Assalamu'alaikum Ust...
1. Saya mau bertanya tentang syahadatain, bahwa ada yang menyebutkan tidak masuk golongan muslim yang belum melaksanakan syahadatain, syahadatain di sini artinya bukan dalam ritual shalat namun dalam artian baiat,benarkah? dan apa dalilnya, kalau tidak begitu tolong disebutkan juga dalilnya
2. Jika umat muslim wajib berbaiat, untuk zaman sekarang ini kita harus berbaiat kepada siapa?
1. Saya mau bertanya tentang syahadatain, bahwa ada yang menyebutkan tidak masuk golongan muslim yang belum melaksanakan syahadatain, syahadatain di sini artinya bukan dalam ritual shalat namun dalam artian baiat,benarkah? dan apa dalilnya, kalau tidak begitu tolong disebutkan juga dalilnya
2. Jika umat muslim wajib berbaiat, untuk zaman sekarang ini kita harus berbaiat kepada siapa?
Sebelum dan sesudahnya saya ucapkan
jazakallahu khairan katsiro
Wassalamu'alaikum Wr Wb
Jawaban :
Assalamu `alaikum warahmatullahi wabarakatuh,
Berbai`at dan bersyahadat adalah dua hal
yang berbeda. Bahkan anak kecil yang masih duduk di bangku madrasah ibtidaiyah
(setingkat SD) pun mudah membedakannya. Syahadat merupakan salah satu rukun
Islam, sedangkan bai’at tidak termasuk rukun Islam.

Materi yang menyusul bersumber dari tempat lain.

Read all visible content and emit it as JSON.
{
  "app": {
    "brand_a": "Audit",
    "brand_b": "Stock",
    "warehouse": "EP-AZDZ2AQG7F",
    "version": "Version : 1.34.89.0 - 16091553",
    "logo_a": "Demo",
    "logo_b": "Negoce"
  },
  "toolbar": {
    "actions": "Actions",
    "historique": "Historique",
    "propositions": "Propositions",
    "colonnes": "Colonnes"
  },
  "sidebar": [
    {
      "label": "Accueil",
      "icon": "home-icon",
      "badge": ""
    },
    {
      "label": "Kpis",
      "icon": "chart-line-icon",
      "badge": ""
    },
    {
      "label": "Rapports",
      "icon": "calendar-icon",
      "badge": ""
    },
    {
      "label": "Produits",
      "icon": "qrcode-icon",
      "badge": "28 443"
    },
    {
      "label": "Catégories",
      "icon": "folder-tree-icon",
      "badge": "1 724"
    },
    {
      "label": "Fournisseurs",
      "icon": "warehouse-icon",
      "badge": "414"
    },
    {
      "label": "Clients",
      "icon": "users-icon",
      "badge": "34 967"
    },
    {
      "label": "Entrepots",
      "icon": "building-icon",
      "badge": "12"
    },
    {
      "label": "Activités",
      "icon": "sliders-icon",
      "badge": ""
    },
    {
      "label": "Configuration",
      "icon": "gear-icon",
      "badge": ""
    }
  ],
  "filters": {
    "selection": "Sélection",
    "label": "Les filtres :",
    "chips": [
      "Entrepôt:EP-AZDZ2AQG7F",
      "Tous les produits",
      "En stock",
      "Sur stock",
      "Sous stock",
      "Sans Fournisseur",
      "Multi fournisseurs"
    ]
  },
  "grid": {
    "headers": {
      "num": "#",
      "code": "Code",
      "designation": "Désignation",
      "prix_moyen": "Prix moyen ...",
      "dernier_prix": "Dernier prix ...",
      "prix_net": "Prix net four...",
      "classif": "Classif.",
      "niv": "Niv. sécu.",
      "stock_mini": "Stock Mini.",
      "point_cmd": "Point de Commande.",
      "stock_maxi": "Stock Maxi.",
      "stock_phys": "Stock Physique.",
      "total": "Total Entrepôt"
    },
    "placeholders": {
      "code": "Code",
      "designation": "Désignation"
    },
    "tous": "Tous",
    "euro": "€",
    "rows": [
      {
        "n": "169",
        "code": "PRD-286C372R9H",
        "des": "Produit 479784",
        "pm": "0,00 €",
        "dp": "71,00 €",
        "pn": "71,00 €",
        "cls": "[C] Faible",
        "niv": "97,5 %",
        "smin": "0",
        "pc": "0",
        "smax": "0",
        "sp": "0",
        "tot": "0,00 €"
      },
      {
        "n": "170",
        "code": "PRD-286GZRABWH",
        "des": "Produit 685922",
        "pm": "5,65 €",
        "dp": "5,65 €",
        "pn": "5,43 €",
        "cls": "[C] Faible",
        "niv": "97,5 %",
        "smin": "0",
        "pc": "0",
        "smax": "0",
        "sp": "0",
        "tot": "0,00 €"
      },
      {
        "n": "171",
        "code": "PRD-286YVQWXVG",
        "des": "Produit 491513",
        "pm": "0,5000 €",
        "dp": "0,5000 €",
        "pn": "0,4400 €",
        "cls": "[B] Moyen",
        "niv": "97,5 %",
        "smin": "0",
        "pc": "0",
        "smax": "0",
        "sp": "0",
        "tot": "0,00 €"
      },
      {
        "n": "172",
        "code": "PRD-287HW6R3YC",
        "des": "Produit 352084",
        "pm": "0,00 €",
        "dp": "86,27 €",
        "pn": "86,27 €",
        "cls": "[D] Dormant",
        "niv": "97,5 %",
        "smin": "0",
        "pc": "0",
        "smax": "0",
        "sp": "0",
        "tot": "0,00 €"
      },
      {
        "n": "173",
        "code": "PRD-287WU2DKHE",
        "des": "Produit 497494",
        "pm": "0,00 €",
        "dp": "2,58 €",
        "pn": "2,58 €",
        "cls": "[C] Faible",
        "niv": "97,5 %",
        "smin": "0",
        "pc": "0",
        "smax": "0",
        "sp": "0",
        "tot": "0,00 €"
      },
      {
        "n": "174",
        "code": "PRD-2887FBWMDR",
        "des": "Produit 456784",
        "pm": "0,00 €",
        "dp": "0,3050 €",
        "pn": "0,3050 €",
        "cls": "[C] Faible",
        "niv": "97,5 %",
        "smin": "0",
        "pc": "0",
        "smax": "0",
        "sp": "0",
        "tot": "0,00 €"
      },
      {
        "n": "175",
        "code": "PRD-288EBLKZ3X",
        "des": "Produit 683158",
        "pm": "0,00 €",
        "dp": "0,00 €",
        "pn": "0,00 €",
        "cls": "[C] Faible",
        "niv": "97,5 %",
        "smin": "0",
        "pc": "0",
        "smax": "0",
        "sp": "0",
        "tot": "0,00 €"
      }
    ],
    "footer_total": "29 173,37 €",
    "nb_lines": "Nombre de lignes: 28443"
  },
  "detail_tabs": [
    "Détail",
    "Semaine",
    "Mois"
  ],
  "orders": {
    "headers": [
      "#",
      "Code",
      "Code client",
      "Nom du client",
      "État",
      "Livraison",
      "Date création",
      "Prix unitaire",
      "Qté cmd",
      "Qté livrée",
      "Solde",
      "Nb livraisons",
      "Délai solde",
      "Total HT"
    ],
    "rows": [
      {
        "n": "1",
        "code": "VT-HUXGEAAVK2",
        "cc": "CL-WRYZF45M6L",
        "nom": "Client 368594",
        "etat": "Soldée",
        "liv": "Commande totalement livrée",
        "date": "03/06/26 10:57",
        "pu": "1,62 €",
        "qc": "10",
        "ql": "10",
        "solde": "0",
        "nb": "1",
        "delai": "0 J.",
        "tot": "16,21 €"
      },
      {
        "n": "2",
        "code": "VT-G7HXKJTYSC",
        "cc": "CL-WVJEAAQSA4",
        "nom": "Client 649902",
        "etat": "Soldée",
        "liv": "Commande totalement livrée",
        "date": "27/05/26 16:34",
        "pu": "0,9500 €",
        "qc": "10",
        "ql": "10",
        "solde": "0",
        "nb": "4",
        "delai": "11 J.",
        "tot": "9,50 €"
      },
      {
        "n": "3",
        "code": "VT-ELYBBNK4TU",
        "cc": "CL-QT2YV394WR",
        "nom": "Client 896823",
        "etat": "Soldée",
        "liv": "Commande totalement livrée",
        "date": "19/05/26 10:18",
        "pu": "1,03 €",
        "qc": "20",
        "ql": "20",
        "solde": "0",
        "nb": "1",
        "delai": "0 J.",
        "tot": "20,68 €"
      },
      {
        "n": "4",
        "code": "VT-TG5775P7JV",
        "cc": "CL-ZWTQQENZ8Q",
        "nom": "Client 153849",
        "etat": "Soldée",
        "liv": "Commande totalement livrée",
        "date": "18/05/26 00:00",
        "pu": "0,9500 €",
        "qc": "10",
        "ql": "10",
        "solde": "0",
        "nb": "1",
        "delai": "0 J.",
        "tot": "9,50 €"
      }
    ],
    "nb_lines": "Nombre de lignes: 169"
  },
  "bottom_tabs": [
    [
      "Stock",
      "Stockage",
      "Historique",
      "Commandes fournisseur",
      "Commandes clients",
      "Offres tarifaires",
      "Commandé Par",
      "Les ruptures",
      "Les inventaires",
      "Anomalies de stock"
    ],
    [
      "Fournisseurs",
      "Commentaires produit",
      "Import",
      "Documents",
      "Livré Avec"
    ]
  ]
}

Namun ada segelintir orang yang ikut dalam
aliran sesat telah berupaya menyelewengkan pengertian keduanya sehingga
seolah-olah bai`at itu syahadat dan syahadat itu bai`at. Tentu saja pengertian
salah seperti ini jelas punya tujuan tendensius dan merupakan bentuk kesesatan
yang serius.
Padahal dari segi lafadznya saja sudah
berbeda. Syahadat itu berbunyi asyhadu alla ilaaha illallah wa asyhadu anna
Muhammadar rasulullah (Aku bersaksi bahwa tiada tuhan selain Allah dan
bahwa Muhammad adalah utusan Allah), sedangkan bai`at itu berbunyi ubayi`ukum
`alas sam`i wath-tha`ah fi tha`atillai wa rasulihi (aku mengangkat
kamu menjadi pemimpin yang aku taati dalam rangka ketaatan kepada Allah dan
rasul-Nya).
Syahadat itu adalah ikrar tentang masalah
tuhan dan kenabian, di mana seorang muslim menyatakan tidak ada tuhan yang
patut disembah kecuali Allah, sekaligus ikrar bahwa Muhammad SAW adalah utusan
Allah. Sedangkan ba`iat adalah ikrar untuk mengangkat seseorang menjadi pemimpin
dan pernyataan siap untuk mentaatinya.
Sehingga jelaslah bahwa syahadat itu bukan
bai`at dan bai`at itu bukan syahadat. Syahadat itu sebagai ikrar dari seorang
non muslim untuk masuk Islam, sedangkan bai`at itu adalah sumpah atau
pengangkatan seseorang untuk dijadikan pemimpin.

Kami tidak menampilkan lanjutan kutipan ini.